Flux: can't get recurrent sequence-to-one model to train

I am attempting to create a simple recurrent model that takes data generated by a parameterized data generating process as the input, and the parameters of the DGP as the output. The goal is to learn the parameters, given data from the model. The following code is trying to learn the parameter of a moving average order 1 model, given samples of size 100 from the model, with the prior of the MA(1) DGP being a U(0,1) distribution.

Because the target output is a scalar, only the final element of the RNN cell is used to evaluate loss.

The code runs, but the model does not learn: the loss remains constant during training. I suppose I’ve made some simple mistake, but I can’t find it. Any help would be appreciated!

When run, I get output like

julia> include("test2.jl")
[ Info: Epoch 1
loss(x, θ) = 0.0734574248343706
loss(x, θ) = 0.0734574248343706
loss(x, θ) = 0.0734574248343706
[ Info: Epoch 2
loss(x, θ) = 0.0734574248343706
loss(x, θ) = 0.0734574248343706
loss(x, θ) = 0.0734574248343706

julia> 

So, the model does not seem to learn during training. The code is:

# this tries to learn the MA(1) parameter given a sample of size n,
# using a recurrent NN.

using Flux
using Base.Iterators

# define the model
L1 = LSTM(1, 10)    # number of vars in sample by number of learned stats
L2 = Dense(10, 5, tanh)
L3 = Dense(5, 1)
function m(x)
#  Flux.reset!(L1)
  L3(L2((L1.(x))[end]))[]
end

# Data generating process: returns sample of size n from MA(1) model, and the parameter that generated it
function dgp(reps)
    n = 100  # for future: make this random?
    ys = zeros(Float32, reps, n)
    θs = zeros(Float32, reps)
    for i = 1:reps
        ϕ = rand(Float32)
        e = randn(Float32, n+1)
        ys[i,:] = e[2:end] .+ ϕ*e[1:end-1] # MA1
        θs[i] = ϕ
    end
    return ys, θs
end    

# make the data for the net: x is input, θ is output 
nsamples = 1000
x, θ = dgp(nsamples)  # these are a nsamples X 100 matrix, and an nsamples vector
# chunk the data into batches
batches = [(x[ind,:], θ[ind])  for ind in partition(1:size(x,1), 50)]

# train
loss(x,y) = Flux.huber_loss(m(x), y; δ=0.1) # Define the loss function
opt = ADAM(0.001)
evalcb() = @show(loss(x, θ))
Flux.@epochs 2 Flux.train!(loss, Flux.params(m), batches, opt, cb = Flux.throttle(evalcb, 1))

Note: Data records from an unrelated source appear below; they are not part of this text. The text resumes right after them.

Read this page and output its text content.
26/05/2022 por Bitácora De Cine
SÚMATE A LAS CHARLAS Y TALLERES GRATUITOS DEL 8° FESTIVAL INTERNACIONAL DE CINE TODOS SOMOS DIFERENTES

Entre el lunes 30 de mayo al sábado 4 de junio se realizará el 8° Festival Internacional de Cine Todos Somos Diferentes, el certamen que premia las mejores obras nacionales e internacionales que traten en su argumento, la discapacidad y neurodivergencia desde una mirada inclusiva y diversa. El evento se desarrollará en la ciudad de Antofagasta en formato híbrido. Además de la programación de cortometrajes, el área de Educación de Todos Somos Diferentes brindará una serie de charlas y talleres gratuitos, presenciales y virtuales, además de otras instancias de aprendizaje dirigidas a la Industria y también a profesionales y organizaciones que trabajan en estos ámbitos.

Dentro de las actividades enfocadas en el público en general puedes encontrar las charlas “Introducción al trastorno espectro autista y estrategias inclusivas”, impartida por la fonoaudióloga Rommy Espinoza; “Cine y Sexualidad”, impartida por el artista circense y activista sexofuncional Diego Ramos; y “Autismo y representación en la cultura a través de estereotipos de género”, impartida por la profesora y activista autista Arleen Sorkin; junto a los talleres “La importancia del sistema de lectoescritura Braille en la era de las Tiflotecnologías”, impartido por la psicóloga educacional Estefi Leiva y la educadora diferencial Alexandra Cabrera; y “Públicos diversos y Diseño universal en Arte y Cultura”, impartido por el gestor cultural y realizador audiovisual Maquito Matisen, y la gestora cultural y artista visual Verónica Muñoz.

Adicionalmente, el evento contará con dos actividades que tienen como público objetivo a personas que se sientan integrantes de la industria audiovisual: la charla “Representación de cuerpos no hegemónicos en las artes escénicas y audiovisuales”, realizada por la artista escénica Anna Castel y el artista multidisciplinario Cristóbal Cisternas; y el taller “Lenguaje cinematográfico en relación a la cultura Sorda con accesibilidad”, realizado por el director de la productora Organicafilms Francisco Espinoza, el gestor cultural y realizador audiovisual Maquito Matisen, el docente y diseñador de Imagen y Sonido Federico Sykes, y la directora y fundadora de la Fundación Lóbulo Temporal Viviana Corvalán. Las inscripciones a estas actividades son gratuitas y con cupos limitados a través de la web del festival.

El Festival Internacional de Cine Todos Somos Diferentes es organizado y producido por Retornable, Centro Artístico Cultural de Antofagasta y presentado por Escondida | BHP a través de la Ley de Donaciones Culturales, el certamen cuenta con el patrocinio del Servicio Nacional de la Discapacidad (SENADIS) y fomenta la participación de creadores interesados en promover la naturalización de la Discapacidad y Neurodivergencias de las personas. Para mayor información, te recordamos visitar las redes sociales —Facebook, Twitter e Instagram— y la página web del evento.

FWIW, I have managed to get the model to train, using the code below. Using Chain and a made-to-order loss function solved the problem. I suppose that my original formulation was not having the parameters tracked (?). This model does not get a very good fit, though perhaps longer training could improve that. Models which pass the raw data through statistics, and then pass the statistics to the net as the inputs fit much better, I have found. So, this approach may possibly work with more training, but, so far, in my work, the other approach is better, in terms of goodness of fit per fixed amount of training.

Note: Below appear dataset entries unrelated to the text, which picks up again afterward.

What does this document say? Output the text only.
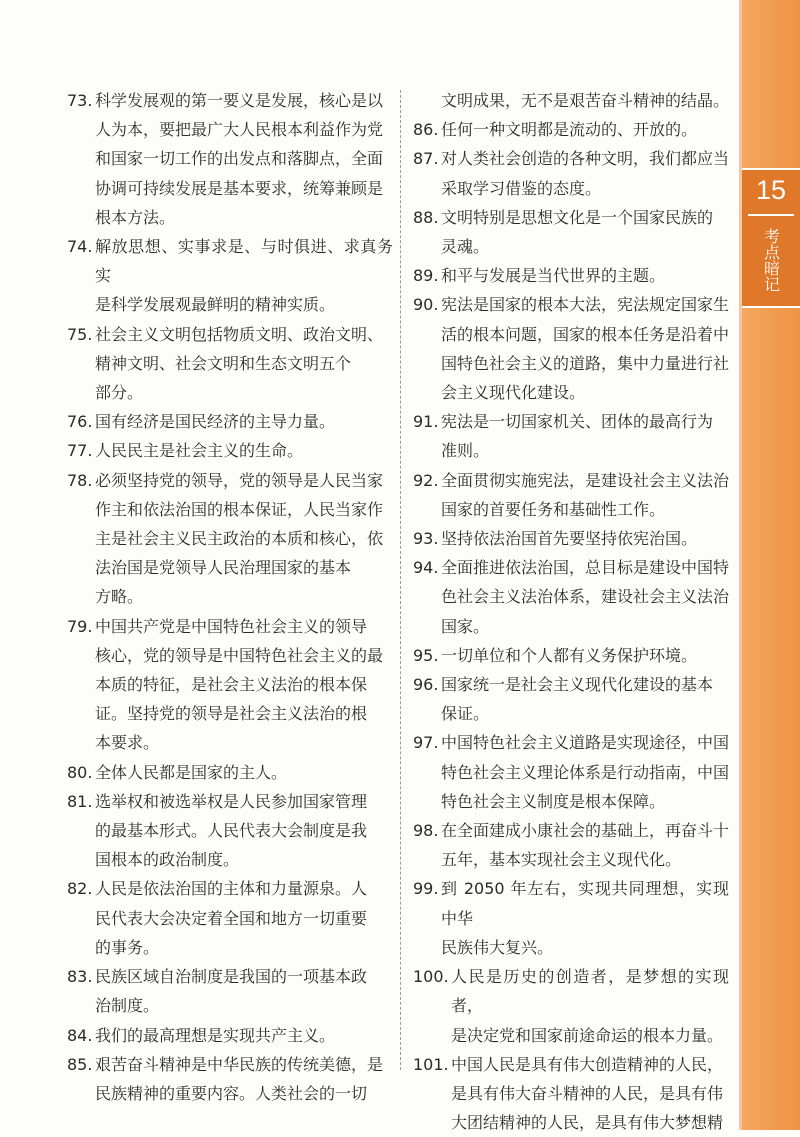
73. 科学发展观的第一要义是发展，核心是以
人为本，要把最广大人民根本利益作为党
和国家一切工作的出发点和落脚点，全面
协调可持续发展是基本要求，统筹兼顾是
根本方法。
74. 解放思想、实事求是、与时俱进、求真务实
是科学发展观最鲜明的精神实质。
75. 社会主义文明包括物质文明、政治文明、
精神文明、社会文明和生态文明五个
部分。
76. 国有经济是国民经济的主导力量。
77. 人民民主是社会主义的生命。
78. 必须坚持党的领导，党的领导是人民当家
作主和依法治国的根本保证，人民当家作
主是社会主义民主政治的本质和核心，依
法治国是党领导人民治理国家的基本
方略。
79. 中国共产党是中国特色社会主义的领导
核心，党的领导是中国特色社会主义的最
本质的特征，是社会主义法治的根本保
证。坚持党的领导是社会主义法治的根
本要求。
80. 全体人民都是国家的主人。
81. 选举权和被选举权是人民参加国家管理
的最基本形式。人民代表大会制度是我
国根本的政治制度。
82. 人民是依法治国的主体和力量源泉。人
民代表大会决定着全国和地方一切重要
的事务。
83. 民族区域自治制度是我国的一项基本政
治制度。
84. 我们的最高理想是实现共产主义。
85. 艰苦奋斗精神是中华民族的传统美德，是
民族精神的重要内容。人类社会的一切
文明成果，无不是艰苦奋斗精神的结晶。
86. 任何一种文明都是流动的、开放的。
87. 对人类社会创造的各种文明，我们都应当
采取学习借鉴的态度。
88. 文明特别是思想文化是一个国家民族的
灵魂。
89. 和平与发展是当代世界的主题。
90. 宪法是国家的根本大法，宪法规定国家生
活的根本问题，国家的根本任务是沿着中
国特色社会主义的道路，集中力量进行社
会主义现代化建设。
91. 宪法是一切国家机关、团体的最高行为
准则。
92. 全面贯彻实施宪法，是建设社会主义法治
国家的首要任务和基础性工作。
93. 坚持依法治国首先要坚持依宪治国。
94. 全面推进依法治国，总目标是建设中国特
色社会主义法治体系，建设社会主义法治
国家。
95. 一切单位和个人都有义务保护环境。
96. 国家统一是社会主义现代化建设的基本
保证。
97. 中国特色社会主义道路是实现途径，中国
特色社会主义理论体系是行动指南，中国
特色社会主义制度是根本保障。
98. 在全面建成小康社会的基础上，再奋斗十
五年，基本实现社会主义现代化。
99. 到 2050 年左右，实现共同理想，实现中华
民族伟大复兴。
100. 人民是历史的创造者，是梦想的实现者，
是决定党和国家前途命运的根本力量。
101. 中国人民是具有伟大创造精神的人民，
是具有伟大奋斗精神的人民，是具有伟
大团结精神的人民，是具有伟大梦想精
15
考点暗记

# this tries to learn the MA(1) parameter given a sample of size n,
# using a recurrent NN.

using Flux
using Base.Iterators

# define the model
L1 = LSTM(1, 10)    # number of vars in sample by number of learned stats
L2 = Dense(10, 10, relu)
L3 = Dense(10, 1)
m = Chain(L1, L2, L3)

# Data generating process: returns sample of size n from MA(1) model, and the parameter that generated it
function dgp(reps)
    n = 100  # for future: make this random?
    xs = zeros(Float32, reps, n)
    θs = zeros(Float32, reps)
    for i = 1:reps
        ϕ = rand(Float32)
        e = randn(Float32, n+1)
        xs[i,:] = e[2:end] .+ ϕ*e[1:end-1] # MA1
        θs[i] = ϕ
    end
    return xs, θs
end    

# make the data for the net: x is input, θ is output 
nsamples = 10000
x, θ = dgp(nsamples)  # these are a nsamples X 100 matrix, and an nsamples vector
# chunk the data into batches
batches = [(x[ind,:], θ[ind])  for ind in partition(1:size(x,1), 50)]

# train
function loss(x,y)
    Flux.reset!(m)
    sqrt.(sum((m.(x)[:,end][1] .-y).^2)/nsamples)
end    
opt = ADAM(0.001)
evalcb() = @show(loss(x, θ))
Flux.@epochs 3 Flux.train!(loss, Flux.params(m), batches, opt, cb = Flux.throttle(evalcb, 1))
opt = ADAM(0.0001)
Flux.@epochs 100 Flux.train!(loss, Flux.params(m), batches, opt, cb = Flux.throttle(evalcb, 1))
@show [m.(x)[:,end] θ]

1 Like

m was a function in your original example, so params(m) was returning an empty collection because arbitrary functions don’t have parameters associated with them :slight_smile: . It’s great that you managed to get things running though.

One thing you could try is using map(m, x)[:,end] instead of broadcasting. There are a couple bugs around broadcasting RNNs that should be fixed in the next Flux release, and it may be that you’re affected by one of them.

Thanks. The change you suggest seems to work the same as my working version. The model learns to map any input to the prior mean pretty quickly, but then does not improve, at least for the amounts of training I’ve tried. Perhaps a better architecture would solve that. At the moment, this seems not to be a very useful approach - supplying informative statistics to the net based upon knowledge of the dgp works much better.

1 Like